You’ve probably seen them by now: the empty shelves in your local Lidl, Aldi or Rewe where the cooking oil used to be. In an ominous echo of March 2020, signs on the shelves inform shoppers that they’re only allowed to purchase a couple of litres, “for household use”.
A side effect of the war in Ukraine, the world’s leading exporter of sunflower oil? Partly – but the situation is worse than you think. And for Berlin restaurants, many of which still have yet to fully recover from the impact of Covid-19, it could be catastrophic.
Sichuan lunch spot Liu Chengdu Wei Dao, whose signature noodle dishes rely on copious amounts of homemade chilli oil for their characteristic flavour, was among the first to call attention to the crisis with an Instagram post on March 15. On the phone, co-owner Bernhard Sroka described a convergence of factors that led to a shortage of both sunflower and rapeseed (canola) oil, the two most commonly used cooking oils.
“We knew without our chili oil, we could close in three days.”
It all started last year with a failed canola oil harvest in Canada, he told us. “Already then, our suppliers put up a sign saying you should only take 5 or 10 bottles.”
Covid-related supply chain interruptions exacerbated the issue, while the increased use of biodiesel fuel in Germany further drove up demand for plant oil. And then came the war.
“At the beginning of February, we saw that they put up the signs again, so we started buying a little bit more,” said Sroka. “We knew without our chili oil, we could close in three days.”

After Russia invaded Ukraine, supplies dried up almost entirely. Today at Metro and Hamburger Großmarkt, the wholesalers relied on by nearly all Berlin restaurateurs, “they put out one pallet in the morning, if you’re lucky. If you come in time, you might get something. It’s the same with supermarkets. We tried our suppliers for the Asian stuff in Holland – overnight they called us back, saying, ‘Sorry, we can’t help either.’”
When oil is to be found, it’s astronomically priced. “Before Covid we paid €1.09 a litre.

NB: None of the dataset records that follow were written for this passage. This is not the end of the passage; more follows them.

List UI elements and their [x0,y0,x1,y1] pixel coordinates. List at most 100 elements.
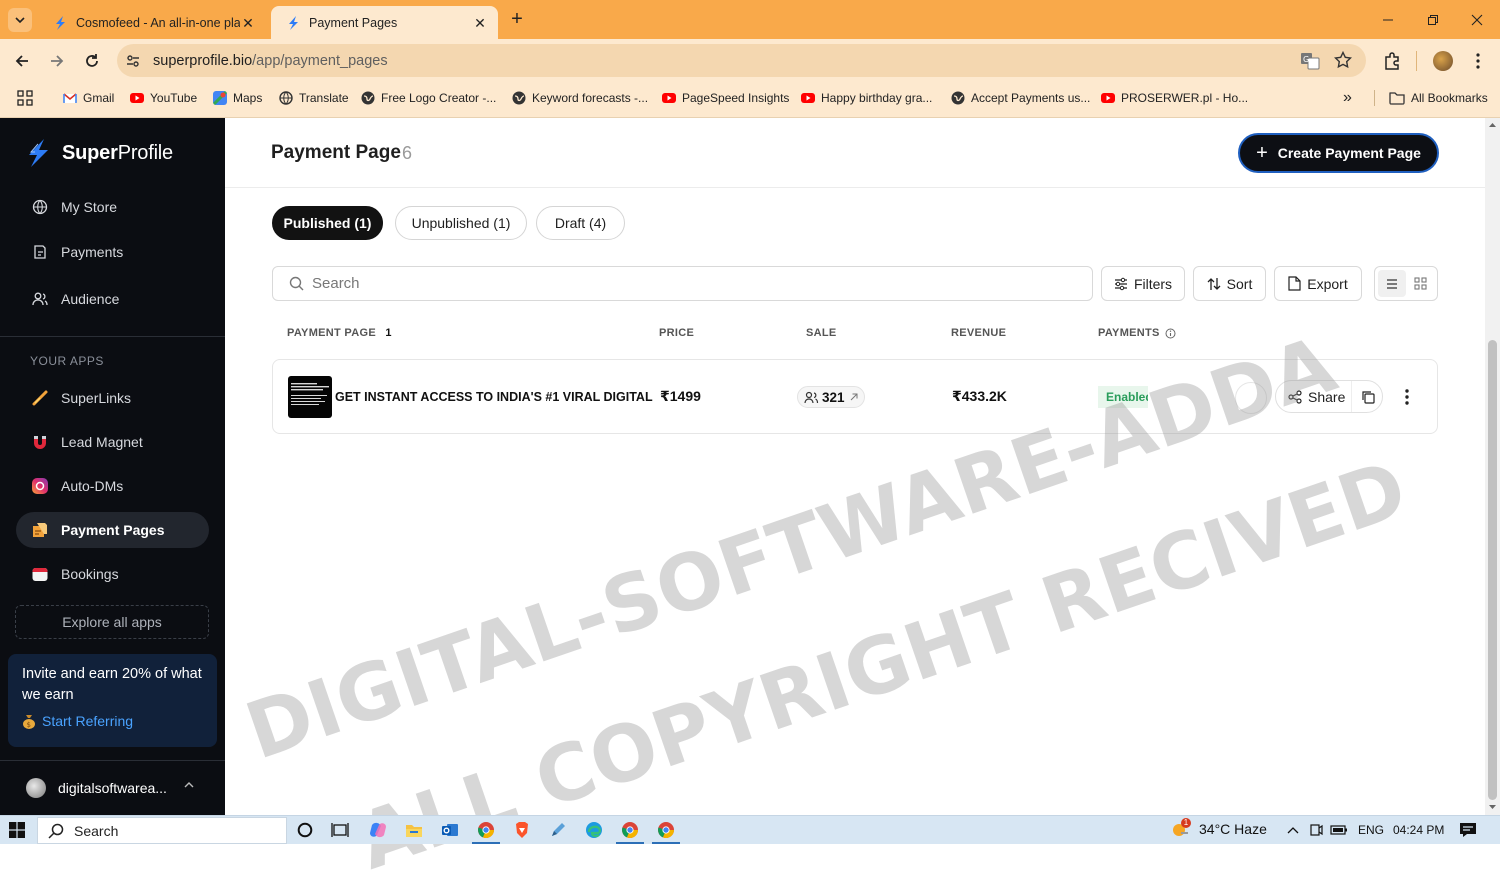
pen-icon [552,823,565,836]
new-tab-button[interactable]: + [506,9,528,31]
brand-bold: Super [62,141,118,164]
toolbar-divider [1416,51,1417,71]
sale-count-chip[interactable]: 321 [797,386,865,408]
task-view-button[interactable] [330,820,350,840]
all-bookmarks-button[interactable]: All Bookmarks [1389,84,1488,112]
sidebar-item-audience[interactable]: Audience [16,281,209,317]
back-button[interactable] [10,49,34,73]
table-row[interactable]: GET INSTANT ACCESS TO INDIA'S #1 VIRAL D… [272,359,1438,434]
taskbar-search[interactable]: Search [37,817,287,844]
close-icon[interactable]: ✕ [240,15,256,31]
scroll-up-arrow-icon[interactable] [1488,122,1497,128]
bookmark-keyword-forecasts[interactable]: Keyword forecasts -... [512,84,648,112]
windows-start-button[interactable] [7,820,27,840]
tab-published[interactable]: Published (1) [272,206,383,240]
minimize-button[interactable] [1365,0,1411,39]
brave-app[interactable] [512,820,532,840]
outlook-app[interactable] [440,820,460,840]
toggle-button[interactable] [1235,382,1267,414]
close-window-button[interactable] [1454,0,1500,39]
column-label: PAYMENT PAGE [287,327,376,339]
explore-all-apps-button[interactable]: Explore all apps [15,605,209,639]
tab-draft[interactable]: Draft (4) [536,206,625,240]
forward-button[interactable] [45,49,69,73]
bookmark-gmail[interactable]: Gmail [63,84,114,112]
bookmarks-overflow-button[interactable]: » [1343,84,1352,112]
cortana-button[interactable] [295,820,315,840]
url-text[interactable]: superprofile.bio/app/payment_pages [153,53,388,69]
restore-icon [1428,14,1438,25]
sidebar-item-lead-magnet[interactable]: Lead Magnet [16,424,209,460]
sidebar-item-payment-pages[interactable]: Payment Pages [16,512,209,548]
restore-button[interactable] [1410,0,1456,39]
clock[interactable]: 04:24 PM [1393,823,1444,837]
close-icon[interactable]: ✕ [472,15,488,31]
sidebar-item-auto-dms[interactable]: Auto-DMs [16,468,209,504]
filters-button[interactable]: Filters [1101,266,1185,301]
export-file-icon [1288,276,1301,291]
sidebar-item-superlinks[interactable]: SuperLinks [16,380,209,416]
payment-page-title[interactable]: GET INSTANT ACCESS TO INDIA'S #1 VIRAL D… [335,390,653,404]
translate-icon[interactable]: G [1300,51,1320,71]
language-indicator[interactable]: ENG [1358,823,1384,837]
weather-widget-icon[interactable]: 1 [1170,818,1191,838]
start-referring-link[interactable]: $ Start Referring [22,713,203,729]
bookmark-free-logo-creator[interactable]: Free Logo Creator -... [361,84,496,112]
scrollbar-thumb[interactable] [1488,340,1497,800]
bookmark-proserwer[interactable]: PROSERWER.pl - Ho... [1101,84,1248,112]
sidebar-item-bookings[interactable]: Bookings [16,556,209,592]
chrome-app-profile-2[interactable] [616,820,644,844]
tab-unpublished[interactable]: Unpublished (1) [395,206,527,240]
bookmark-translate[interactable]: Translate [279,84,349,112]
scroll-down-arrow-icon[interactable] [1488,804,1497,810]
user-account-menu[interactable]: digitalsoftwarea... [0,760,225,815]
copilot-app[interactable] [368,820,388,840]
superprofile-logo[interactable]: SuperProfile [24,138,173,168]
apps-grid-button[interactable] [17,84,33,112]
browser-menu-button[interactable] [1466,49,1490,73]
battery-icon[interactable] [1329,820,1349,840]
extensions-button[interactable] [1380,49,1404,73]
reload-button[interactable] [80,49,104,73]
copilot-icon [370,822,386,838]
notification-center-button[interactable] [1458,820,1478,840]
column-header-payment-page[interactable]: PAYMENT PAGE 1 [287,327,392,339]
search-input[interactable] [312,275,1012,292]
site-info-icon[interactable] [121,49,145,73]
browser-tab-bar: Cosmofeed - An all-in-one platf ✕ Paymen… [0,0,1500,39]
sidebar-item-payments[interactable]: Payments [16,234,209,270]
pen-app[interactable] [548,820,568,840]
meet-now-icon[interactable] [1306,820,1326,840]
create-payment-page-button[interactable]: + Create Payment Page [1238,133,1439,173]
bookmark-accept-payments[interactable]: Accept Payments us... [951,84,1090,112]
info-icon[interactable] [1165,328,1176,339]
bookmark-pagespeed[interactable]: PageSpeed Insights [662,84,789,112]
browser-tab-cosmofeed[interactable]: Cosmofeed - An all-in-one platf ✕ [38,6,266,39]
page-scrollbar[interactable] [1485,118,1500,815]
bookmark-happy-birthday[interactable]: Happy birthday gra... [801,84,932,112]
avatar [26,778,46,798]
receipt-icon [31,243,49,261]
grid-view-button[interactable] [1406,270,1434,297]
brand-name: SuperProfile [62,142,173,165]
chrome-app-profile-3[interactable] [652,820,680,844]
bookmark-maps[interactable]: Maps [213,84,262,112]
copy-link-button[interactable] [1351,381,1383,412]
chrome-app[interactable] [472,820,500,844]
bookmark-star-icon[interactable] [1334,51,1352,69]
export-button[interactable]: Export [1274,266,1362,301]
edge-app[interactable] [584,820,604,840]
tab-search-button[interactable] [8,8,32,32]
kebab-menu-icon [1405,389,1409,405]
tray-overflow-button[interactable] [1283,820,1303,840]
list-view-button[interactable] [1378,270,1406,297]
file-explorer-app[interactable] [404,820,424,840]
address-bar[interactable]: superprofile.bio/app/payment_pages G [117,44,1366,77]
sort-button[interactable]: Sort [1193,266,1266,301]
browser-tab-payment-pages[interactable]: Payment Pages ✕ [271,6,498,39]
row-more-button[interactable] [1395,384,1419,410]
sidebar-item-my-store[interactable]: My Store [16,189,209,225]
weather-text[interactable]: 34°C Haze [1199,821,1267,837]
profile-avatar[interactable] [1431,49,1455,73]
bookmark-youtube[interactable]: YouTube [130,84,197,112]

After Covid, it was 50 cents more. Now it’s up to €2.50.”
Curiously, the bottleneck doesn’t yet apply to Frittieröl (fryer oil), a specialised blend of sunflower and rapeseed oil formulated to have a high smoking point. Vladi Gachyn of Goldies, the gourmet French fry stand on Oranienstraße, assured us his restaurant would keep serving Pommes for the foreseeable future. “We do use pure sunflower oil for mayonnaise and our other sauces. Our suppliers let us buy 50 litres of that a week, since they know we’re not ‘hamstering’ and we’ll use it all. That’s just on the edge of what we need, so we’re looking for other sources… we’ll see how the next weeks develop.”

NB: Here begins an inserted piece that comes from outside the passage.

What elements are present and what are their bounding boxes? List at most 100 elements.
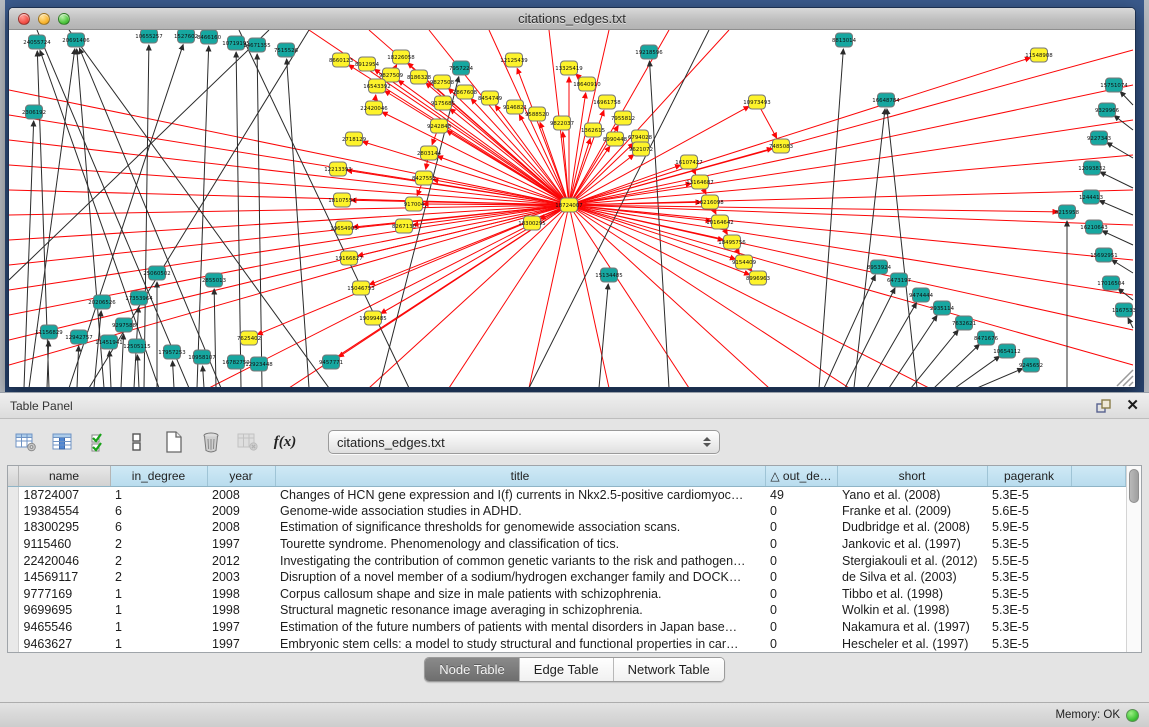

The situation at Liu is more precarious. Unable to substitute Frittieröl as a chili oil base (it would affect the taste too much), they’re trying to stay afloat by reducing the amount they use in their dishes. A difficult task in Sichuan cuisine, where “we really love oil”, per Sroka. “For now, we’re separating the chilis from the chili oil and putting those on the noodles, along with just a little bit of oil. It does make things on the spicier side.”
Between the rationing and the judicious use of olive oil, which is still widely available but too expensive to be cooked with in large quantities, he estimates Liu can stay open for “another two months. Maybe more, as fewer people have been coming in since we made that Instagram post.”
Fear of scaring away patrons might be why few other Berlin restaurants have spoken up about their oil woes – with the exception of The Panda Noodle, which announced it would be discontinuing its Thai fried chicken until further notice. But in an anonymous Instagram poll by the group Feminist Food Club, 56 percent of responding restaurateurs reported they were affected.
Like the Covid-19 pandemic, the Ukraine war has exposed the weaknesses in a global food system that most of us have taken for granted our entire lives. Flour is also becoming scarce (Germany doesn’t import much wheat from Ukraine or Russia, but shoppers have been stockpiling it in anticipation of rising prices), and experts are already warning of a mustard shortage that could leave bratwursts naked later this year.
The restaurants fortunate enough to source all the ingredients they need will still have to struggle to keep costs down. “When prices rise in supermarkets, customers are willing to pay,” Gachyn pointed out. “But not in gastronomy.”
There isn’t much he and his fellow chefs can do but roll with the punches, improvise and hope their customers will follow them along for the ride. “You could call it a perfect storm,” Sroka says. “Now we have to see if the house flies away or not.”